Trade Command — The Webhook JSON Schema
A trade command is the JSON payload TradingView Hub receives, validates, and forwards to the exchange. It carries every parameter the exchange adapter needs: which market, which direction, how big, with what risk attached, and how to follow up.
- A trade command is a JSON object with 91 possible fields. Most trades use 5–15 of them.
- Normal webhook/manual commands use direction booleans:
isBuy: true,isSell: true, orisClose: true.orderTypeis for TradingView strategy-alert templates. - The Trade Command Builder UI generates the JSON for you, so you rarely hand-write a full payload.
When you'll see a trade command
You encounter the JSON shape in three contexts. Same schema in all three.
| Context | Where the JSON comes from |
|---|---|
| TradingView webhook alert | The alert message body. Pine alert(message=...) emits this string. |
| Trade Command Builder output | The "Copy JSON" button on every exchange page exports the same shape. |
| Saved templates / imports | Save & Load lets you store named templates as JSON and replay them. |
Minimal vs realistic payload
A working market buy is a handful of fields. A typical real-world entry with risk attached is closer to fifteen.
Minimal — market buy 0.01 BTC on Binance Spot:
{
"exchange": "binance",
"pair": "BTCUSDT",
"apiKey": "binance-main",
"isBuy": true,
"units": 0.01,
"unitsType": "absolute",
"token": "YOUR_TOKEN"
}
Realistic — Binance Futures long with leverage, SL, two TPs, idempotency:
{
"exchange": "binance-futures",
"pair": "BTCUSDT",
"apiKey": "binance-futures-main",
"isBuy": true,
"isMarket": true,
"unitsType": "percent",
"unitsPercent": 5,
"leverage": 10,
"marginType": "isolated",
"stopLossType": "percent",
"stopLossPercent": 1.5,
"targetType": "percent",
"targetAmountInPercent": true,
"targets": [
{
"takeProfitPercent": 1.0,
"amount": 50
},
{
"takeProfitPercent": 2.0,
"amount": 50
}
],
"alertTimestamp": "{{ticker}}-{{timenow}}",
"token": "YOUR_TOKEN"
}
The realistic payload adds: which API key, leverage (10x) and margin mode (isolated), 5%-of-available-balance sizing (unitsPercent: 5 at unitsType: "percent"), a 1.5% percent SL, two TPs at +1% and +2% with the position split 50/50, and an idempotency key. None of those are required — they're optional layers you opt into.
How to read this section
Read in this order if you've never built a payload before:
- Anatomy & Auto-Mapping — how TVH reads your JSON, including how it auto-detects strategy alerts. Worth reading first.
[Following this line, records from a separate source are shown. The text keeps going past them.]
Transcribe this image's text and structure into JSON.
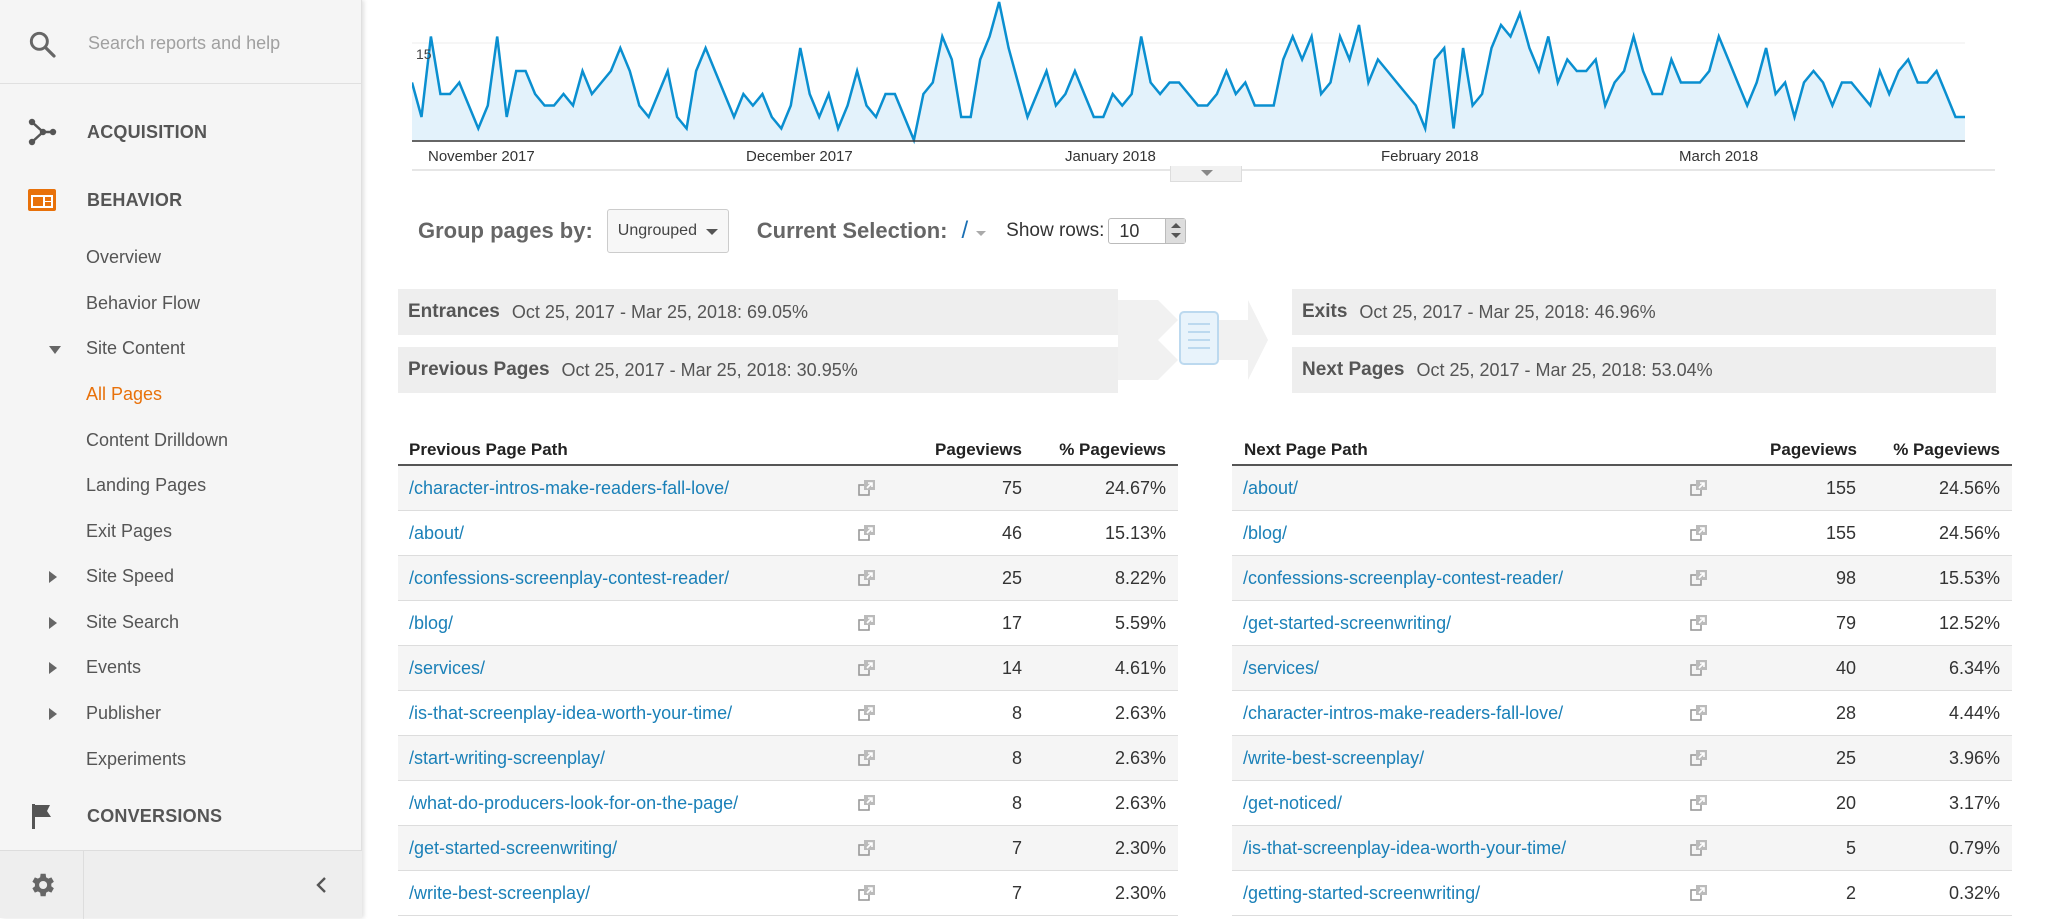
{
  "sidebar": {
    "search_placeholder": "Search reports and help",
    "sections": {
      "acquisition": "ACQUISITION",
      "behavior": "BEHAVIOR",
      "conversions": "CONVERSIONS"
    },
    "behavior_items": {
      "overview": "Overview",
      "behavior_flow": "Behavior Flow",
      "site_content": "Site Content",
      "all_pages": "All Pages",
      "content_drilldown": "Content Drilldown",
      "landing_pages": "Landing Pages",
      "exit_pages": "Exit Pages",
      "site_speed": "Site Speed",
      "site_search": "Site Search",
      "events": "Events",
      "publisher": "Publisher",
      "experiments": "Experiments"
    }
  },
  "chart": {
    "y_tick": "15",
    "x_labels": [
      "November 2017",
      "December 2017",
      "January 2018",
      "February 2018",
      "March 2018"
    ]
  },
  "chart_data": {
    "type": "area",
    "color": "#0a8fd0",
    "fill": "#e3f2fb",
    "x_labels": [
      "November 2017",
      "December 2017",
      "January 2018",
      "February 2018",
      "March 2018"
    ],
    "y_tick_label": "15",
    "values": [
      14,
      11,
      18,
      13,
      13,
      14,
      12,
      10,
      12,
      18,
      11,
      15,
      15,
      13,
      12,
      12,
      13,
      12,
      15,
      13,
      14,
      15,
      17,
      15,
      12,
      11,
      13,
      15,
      11,
      10,
      15,
      17,
      15,
      13,
      11,
      13,
      12,
      13,
      11,
      10,
      12,
      17,
      13,
      11,
      13,
      10,
      12,
      15,
      12,
      11,
      13,
      13,
      11,
      9,
      13,
      14,
      18,
      16,
      11,
      11,
      16,
      18,
      21,
      17,
      14,
      11,
      13,
      15,
      12,
      13,
      15,
      13,
      11,
      11,
      13,
      12,
      13,
      18,
      14,
      13,
      14,
      14,
      13,
      12,
      12,
      13,
      15,
      13,
      14,
      12,
      12,
      12,
      16,
      18,
      16,
      18,
      13,
      14,
      18,
      16,
      19,
      14,
      16,
      15,
      14,
      13,
      12,
      10,
      16,
      17,
      10,
      17,
      12,
      13,
      17,
      19,
      18,
      20,
      17,
      15,
      18,
      14,
      16,
      15,
      15,
      16,
      12,
      14,
      15,
      18,
      15,
      13,
      13,
      16,
      14,
      14,
      14,
      15,
      18,
      16,
      14,
      12,
      14,
      17,
      13,
      14,
      11,
      14,
      15,
      14,
      12,
      14,
      14,
      13,
      12,
      15,
      13,
      15,
      16,
      14,
      14,
      15,
      13,
      11,
      11
    ]
  },
  "controls": {
    "group_label": "Group pages by:",
    "group_value": "Ungrouped",
    "current_selection_label": "Current Selection:",
    "current_selection_value": "/",
    "show_rows_label": "Show rows:",
    "show_rows_value": "10"
  },
  "flow": {
    "entrances_label": "Entrances",
    "entrances_value": "Oct 25, 2017 - Mar 25, 2018: 69.05%",
    "previous_label": "Previous Pages",
    "previous_value": "Oct 25, 2017 - Mar 25, 2018: 30.95%",
    "exits_label": "Exits",
    "exits_value": "Oct 25, 2017 - Mar 25, 2018: 46.96%",
    "next_label": "Next Pages",
    "next_value": "Oct 25, 2017 - Mar 25, 2018: 53.04%"
  },
  "prev_table": {
    "headers": {
      "path": "Previous Page Path",
      "pageviews": "Pageviews",
      "pct": "% Pageviews"
    },
    "rows": [
      {
        "path": "/character-intros-make-readers-fall-love/",
        "pageviews": "75",
        "pct": "24.67%"
      },
      {
        "path": "/about/",
        "pageviews": "46",
        "pct": "15.13%"
      },
      {
        "path": "/confessions-screenplay-contest-reader/",
        "pageviews": "25",
        "pct": "8.22%"
      },
      {
        "path": "/blog/",
        "pageviews": "17",
        "pct": "5.59%"
      },
      {
        "path": "/services/",
        "pageviews": "14",
        "pct": "4.61%"
      },
      {
        "path": "/is-that-screenplay-idea-worth-your-time/",
        "pageviews": "8",
        "pct": "2.63%"
      },
      {
        "path": "/start-writing-screenplay/",
        "pageviews": "8",
        "pct": "2.63%"
      },
      {
        "path": "/what-do-producers-look-for-on-the-page/",
        "pageviews": "8",
        "pct": "2.63%"
      },
      {
        "path": "/get-started-screenwriting/",
        "pageviews": "7",
        "pct": "2.30%"
      },
      {
        "path": "/write-best-screenplay/",
        "pageviews": "7",
        "pct": "2.30%"
      }
    ]
  },
  "next_table": {
    "headers": {
      "path": "Next Page Path",
      "pageviews": "Pageviews",
      "pct": "% Pageviews"
    },
    "rows": [
      {
        "path": "/about/",
        "pageviews": "155",
        "pct": "24.56%"
      },
      {
        "path": "/blog/",
        "pageviews": "155",
        "pct": "24.56%"
      },
      {
        "path": "/confessions-screenplay-contest-reader/",
        "pageviews": "98",
        "pct": "15.53%"
      },
      {
        "path": "/get-started-screenwriting/",
        "pageviews": "79",
        "pct": "12.52%"
      },
      {
        "path": "/services/",
        "pageviews": "40",
        "pct": "6.34%"
      },
      {
        "path": "/character-intros-make-readers-fall-love/",
        "pageviews": "28",
        "pct": "4.44%"
      },
      {
        "path": "/write-best-screenplay/",
        "pageviews": "25",
        "pct": "3.96%"
      },
      {
        "path": "/get-noticed/",
        "pageviews": "20",
        "pct": "3.17%"
      },
      {
        "path": "/is-that-screenplay-idea-worth-your-time/",
        "pageviews": "5",
        "pct": "0.79%"
      },
      {
        "path": "/getting-started-screenwriting/",
        "pageviews": "2",
        "pct": "0.32%"
      }
    ]
  }
}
- Parameter Reference — sortable master table of all 84 fields. Use as a lookup.
- Category detail pages — Core, Sizing, Stop Loss, Take Profit, Futures, DCA & Scaled, Limit Mgmt, Conditional, Close & Cancel, Timing, Math Expressions.
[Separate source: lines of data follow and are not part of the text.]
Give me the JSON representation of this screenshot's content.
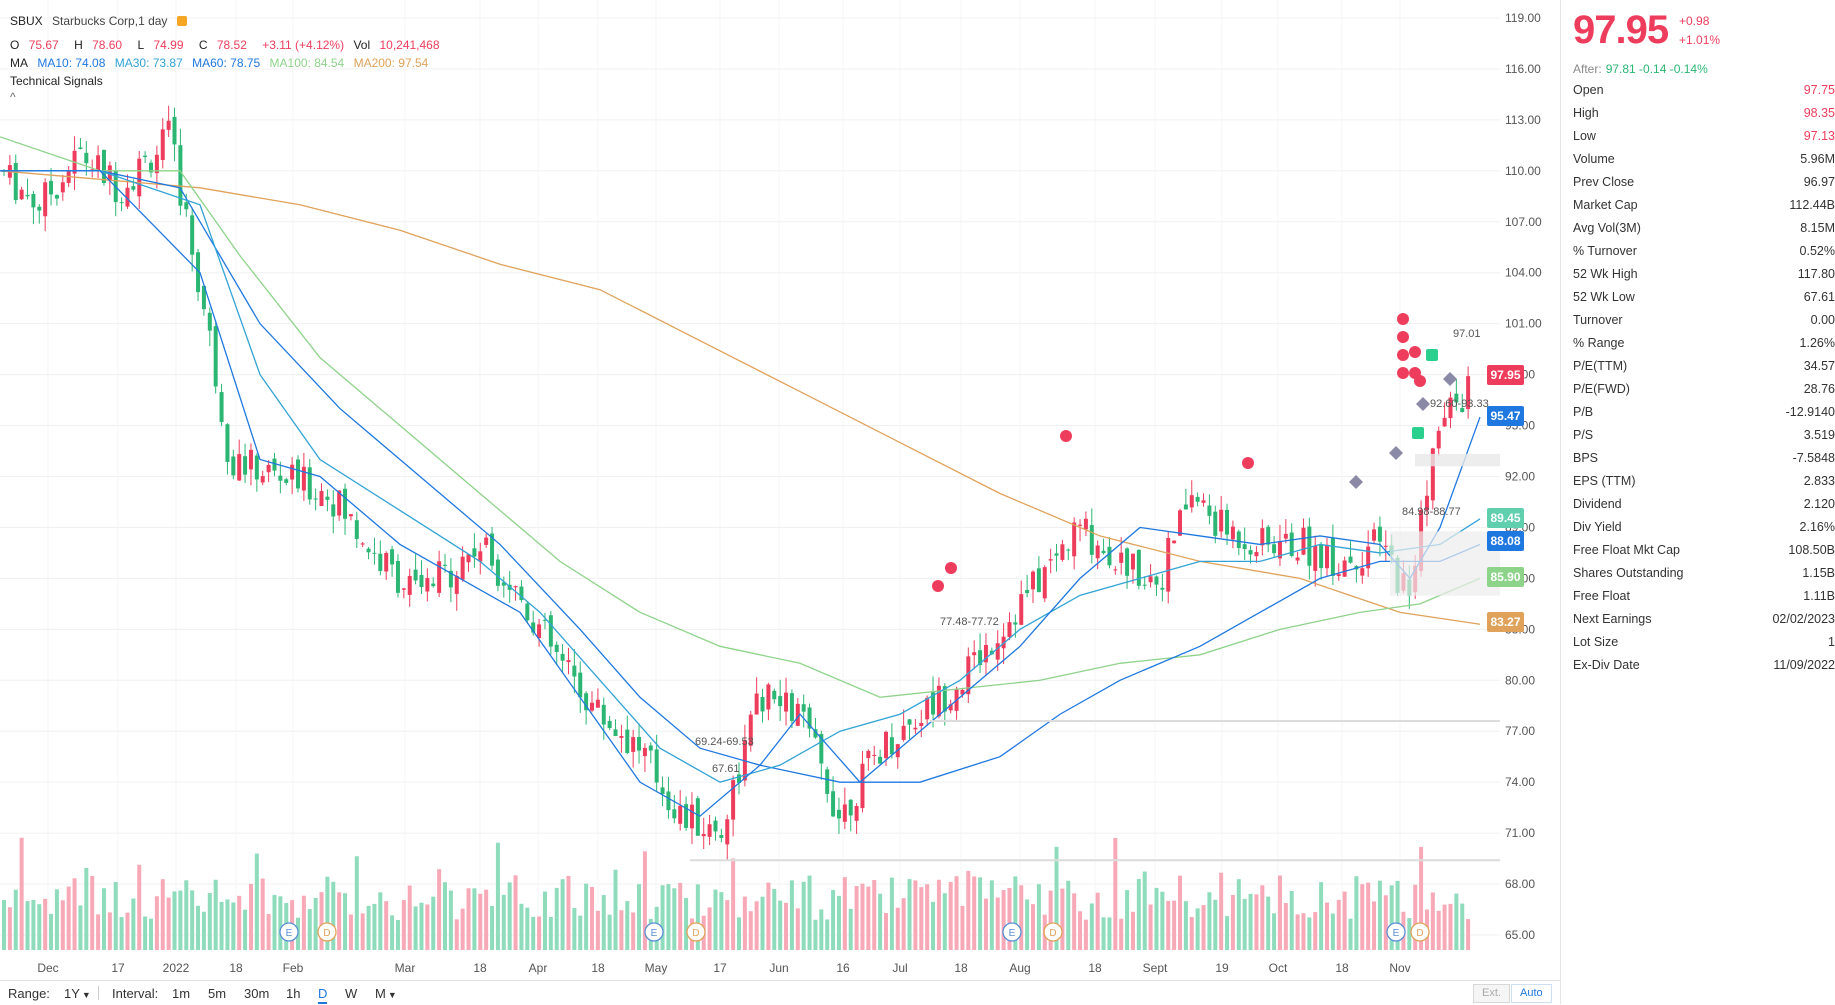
{
  "header": {
    "symbol": "SBUX",
    "company": "Starbucks Corp,1 day",
    "ohlc": {
      "o_label": "O",
      "o": "75.67",
      "h_label": "H",
      "h": "78.60",
      "l_label": "L",
      "l": "74.99",
      "c_label": "C",
      "c": "78.52",
      "change": "+3.11 (+4.12%)",
      "vol_label": "Vol",
      "vol": "10,241,468"
    },
    "ma": {
      "label": "MA",
      "ma10": "MA10: 74.08",
      "ma30": "MA30: 73.87",
      "ma60": "MA60: 78.75",
      "ma100": "MA100: 84.54",
      "ma200": "MA200: 97.54"
    },
    "technical_signals": "Technical Signals",
    "collapse_caret": "^"
  },
  "chart_data": {
    "type": "candlestick",
    "ylim": [
      63.5,
      119.8
    ],
    "y_ticks": [
      "119.00",
      "116.00",
      "113.00",
      "110.00",
      "107.00",
      "104.00",
      "101.00",
      "98.00",
      "95.00",
      "92.00",
      "89.00",
      "86.00",
      "83.00",
      "80.00",
      "77.00",
      "74.00",
      "71.00",
      "68.00",
      "65.00"
    ],
    "x_ticks": [
      "Dec",
      "17",
      "2022",
      "18",
      "Feb",
      "Mar",
      "18",
      "Apr",
      "18",
      "May",
      "17",
      "Jun",
      "16",
      "Jul",
      "18",
      "Aug",
      "18",
      "Sept",
      "19",
      "Oct",
      "18",
      "Nov"
    ],
    "price_tags": [
      {
        "value": "97.95",
        "color": "#ee3d5c"
      },
      {
        "value": "95.47",
        "color": "#1f78e0"
      },
      {
        "value": "89.45",
        "color": "#5fcfae"
      },
      {
        "value": "88.08",
        "color": "#1f78e0"
      },
      {
        "value": "85.90",
        "color": "#8ed38a"
      },
      {
        "value": "83.27",
        "color": "#e0a25a"
      }
    ],
    "annotations": [
      "97.01",
      "92.60-93.33",
      "84.98-88.77",
      "77.48-77.72",
      "69.24-69.53",
      "67.61"
    ],
    "event_markers": [
      "E",
      "D",
      "E",
      "D",
      "E",
      "D",
      "E",
      "D"
    ],
    "series": [
      {
        "name": "MA10"
      },
      {
        "name": "MA30"
      },
      {
        "name": "MA60"
      },
      {
        "name": "MA100"
      },
      {
        "name": "MA200"
      }
    ],
    "colors": {
      "up": "#ee3d5c",
      "down": "#2bb673",
      "up_vol": "#f7a9b7",
      "down_vol": "#8fdcbd"
    }
  },
  "quote": {
    "price": "97.95",
    "change": "+0.98",
    "change_pct": "+1.01%",
    "after_label": "After:",
    "after_value": "97.81 -0.14 -0.14%"
  },
  "stats": [
    {
      "key": "Open",
      "value": "97.75",
      "color": "red"
    },
    {
      "key": "High",
      "value": "98.35",
      "color": "red"
    },
    {
      "key": "Low",
      "value": "97.13",
      "color": "red"
    },
    {
      "key": "Volume",
      "value": "5.96M"
    },
    {
      "key": "Prev Close",
      "value": "96.97"
    },
    {
      "key": "Market Cap",
      "value": "112.44B"
    },
    {
      "key": "Avg Vol(3M)",
      "value": "8.15M"
    },
    {
      "key": "% Turnover",
      "value": "0.52%"
    },
    {
      "key": "52 Wk High",
      "value": "117.80"
    },
    {
      "key": "52 Wk Low",
      "value": "67.61"
    },
    {
      "key": "Turnover",
      "value": "0.00"
    },
    {
      "key": "% Range",
      "value": "1.26%"
    },
    {
      "key": "P/E(TTM)",
      "value": "34.57"
    },
    {
      "key": "P/E(FWD)",
      "value": "28.76"
    },
    {
      "key": "P/B",
      "value": "-12.9140"
    },
    {
      "key": "P/S",
      "value": "3.519"
    },
    {
      "key": "BPS",
      "value": "-7.5848"
    },
    {
      "key": "EPS (TTM)",
      "value": "2.833"
    },
    {
      "key": "Dividend",
      "value": "2.120"
    },
    {
      "key": "Div Yield",
      "value": "2.16%"
    },
    {
      "key": "Free Float Mkt Cap",
      "value": "108.50B"
    },
    {
      "key": "Shares Outstanding",
      "value": "1.15B"
    },
    {
      "key": "Free Float",
      "value": "1.11B"
    },
    {
      "key": "Next Earnings",
      "value": "02/02/2023"
    },
    {
      "key": "Lot Size",
      "value": "1"
    },
    {
      "key": "Ex-Div Date",
      "value": "11/09/2022"
    }
  ],
  "bottom_bar": {
    "range_label": "Range:",
    "range_value": "1Y",
    "interval_label": "Interval:",
    "intervals": [
      "1m",
      "5m",
      "30m",
      "1h",
      "D",
      "W",
      "M"
    ],
    "active_interval": "D",
    "ext_label": "Ext.",
    "auto_label": "Auto"
  }
}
- Examples — 12 complete Pine + JSON pairs for common setups.
- Gotchas — 15 footguns the parameter table can't warn you about.
For LLMs
If you're feeding the schema to a language model (Claude, GPT, Gemini, Perplexity), use the plain-text bundle:
- Plain text (LLM-friendly):
/llms-full.txtlists all 84 fields as readable text, no MDX wrappers. - JSON Schema (Draft 2020-12):
/schemas/trade-command.schema.jsondrops straight into structured-output tools.
Both stay in sync with the field reference on this page. See For LLMs for a guided primer.
How does a trade command work? A deeper dive
Start with Trade Command Anatomy & Auto-Mapping. It covers the four things the server does on top of your JSON — knowing those saves an afternoon of debugging.